Lindshield, Brian L., King, Jennifer L., Wyss, Adrian, Goralczyk, Regina, Lu, Chi-Hua, Ford, Nikki A., Erdman, John W. Jr.
Journal of nutrition 2008 v.138 no.12 pp. 2367-2371
chemical concentration, vitamin metabolism, experimental diets, lycopene, isomers, mice, animal models, knockout mutants, enzyme activity, vitamin A
15,15'-carotenoid monooxygenase (CMO I) is generally recognized as the central carotenoid cleavage enzyme responsible for converting provitamin A carotenoids to vitamin A, while having little affinity for nonprovitamin A carotenoids, such as lycopene. To investigate the role of CMO I in carotenoid metabolism, ~90-d-old C57BL/6 x 129/SvJ [CMO I wild-type (WT)] and B6;129S6-Bcmo1tm1Dnp [CMO I knockout (KO)] mice were fed a high-fat, moderate vitamin A, cholesterol-containing diet supplemented with 150 mg/kg diet of β-carotene, lycopene, or placebo beadlets for 60 d (n = 12-14).
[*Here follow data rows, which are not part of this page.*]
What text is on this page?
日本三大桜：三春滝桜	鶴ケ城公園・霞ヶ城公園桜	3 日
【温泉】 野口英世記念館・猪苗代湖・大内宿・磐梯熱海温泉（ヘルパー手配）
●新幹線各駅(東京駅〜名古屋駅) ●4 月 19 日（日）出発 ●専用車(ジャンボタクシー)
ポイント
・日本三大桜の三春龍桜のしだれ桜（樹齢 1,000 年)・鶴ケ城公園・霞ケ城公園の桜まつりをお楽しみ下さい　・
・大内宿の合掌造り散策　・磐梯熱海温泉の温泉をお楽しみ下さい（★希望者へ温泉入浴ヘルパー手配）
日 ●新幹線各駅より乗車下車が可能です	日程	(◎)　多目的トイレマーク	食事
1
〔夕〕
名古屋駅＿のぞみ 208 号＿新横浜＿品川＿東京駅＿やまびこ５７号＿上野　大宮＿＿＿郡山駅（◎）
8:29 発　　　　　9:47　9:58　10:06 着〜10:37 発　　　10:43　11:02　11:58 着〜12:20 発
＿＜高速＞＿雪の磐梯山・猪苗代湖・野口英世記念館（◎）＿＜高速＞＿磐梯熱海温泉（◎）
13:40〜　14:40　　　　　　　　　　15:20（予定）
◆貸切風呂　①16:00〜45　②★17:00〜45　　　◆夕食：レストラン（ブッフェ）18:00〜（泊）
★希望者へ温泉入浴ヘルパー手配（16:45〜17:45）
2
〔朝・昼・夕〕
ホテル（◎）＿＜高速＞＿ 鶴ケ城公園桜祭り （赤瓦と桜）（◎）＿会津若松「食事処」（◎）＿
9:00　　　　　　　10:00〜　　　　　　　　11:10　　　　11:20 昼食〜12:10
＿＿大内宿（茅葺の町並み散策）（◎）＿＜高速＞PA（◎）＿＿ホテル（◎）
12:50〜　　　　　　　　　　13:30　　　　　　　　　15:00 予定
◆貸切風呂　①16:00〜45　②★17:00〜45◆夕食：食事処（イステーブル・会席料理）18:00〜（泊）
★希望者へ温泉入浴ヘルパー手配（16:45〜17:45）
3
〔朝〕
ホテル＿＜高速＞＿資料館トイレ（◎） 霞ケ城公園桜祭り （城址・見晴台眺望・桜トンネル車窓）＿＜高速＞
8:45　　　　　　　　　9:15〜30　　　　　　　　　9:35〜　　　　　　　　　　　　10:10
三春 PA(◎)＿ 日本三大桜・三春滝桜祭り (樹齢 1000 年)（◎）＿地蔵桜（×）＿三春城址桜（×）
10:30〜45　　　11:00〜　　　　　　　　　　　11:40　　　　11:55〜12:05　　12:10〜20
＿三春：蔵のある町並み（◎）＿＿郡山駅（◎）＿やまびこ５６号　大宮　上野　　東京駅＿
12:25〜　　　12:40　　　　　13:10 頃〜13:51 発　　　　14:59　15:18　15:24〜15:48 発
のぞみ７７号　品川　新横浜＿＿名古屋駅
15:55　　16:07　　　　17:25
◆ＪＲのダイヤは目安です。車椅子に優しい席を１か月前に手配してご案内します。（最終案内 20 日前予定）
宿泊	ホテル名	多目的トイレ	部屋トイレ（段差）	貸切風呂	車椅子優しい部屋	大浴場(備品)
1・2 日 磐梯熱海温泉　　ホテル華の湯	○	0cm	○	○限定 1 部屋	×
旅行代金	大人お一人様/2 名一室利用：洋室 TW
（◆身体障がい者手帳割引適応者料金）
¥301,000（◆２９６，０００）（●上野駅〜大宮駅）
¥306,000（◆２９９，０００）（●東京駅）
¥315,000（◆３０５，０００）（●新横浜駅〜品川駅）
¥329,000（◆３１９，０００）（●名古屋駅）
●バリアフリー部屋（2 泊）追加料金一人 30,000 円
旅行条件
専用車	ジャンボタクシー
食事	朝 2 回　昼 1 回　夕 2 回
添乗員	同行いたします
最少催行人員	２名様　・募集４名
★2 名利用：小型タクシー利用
CMO I KO mice fed lycopene (Lyc-KO) exhibited significant decreases in hepatic, spleen, and thymus lycopene concentrations and significant increases in prostate, seminal vesicles, testes, and brain lycopene concentrations compared with WT mice fed lycopene (Lyc-WT). Furthermore, in the serum and all tissues analyzed, excluding the testes, there was a significant increase in the percent lycopene cis isomers in Lyc-KO mice compared with Lyc-WT mice. CMO I KO mice fed β-carotene (βC-KO) had significantly lower hepatic vitamin A concentrations (17% of WT mice fed β-carotene [βC-WT]). Concordantly, βC-KO mice had higher serum and tissue β-carotene concentrations than βC-WT mice. In addition, phenotypically CMO I KO mice had significantly higher final body weights and CMO I KO female mice had significantly lower uterus weights than CMO I WT mice. In conclusion, CMO I KO mice fed low levels of vitamin A have altered lycopene biodistribution and isomer patterns and do not cleave β-carotene to vitamin A at appreciable levels.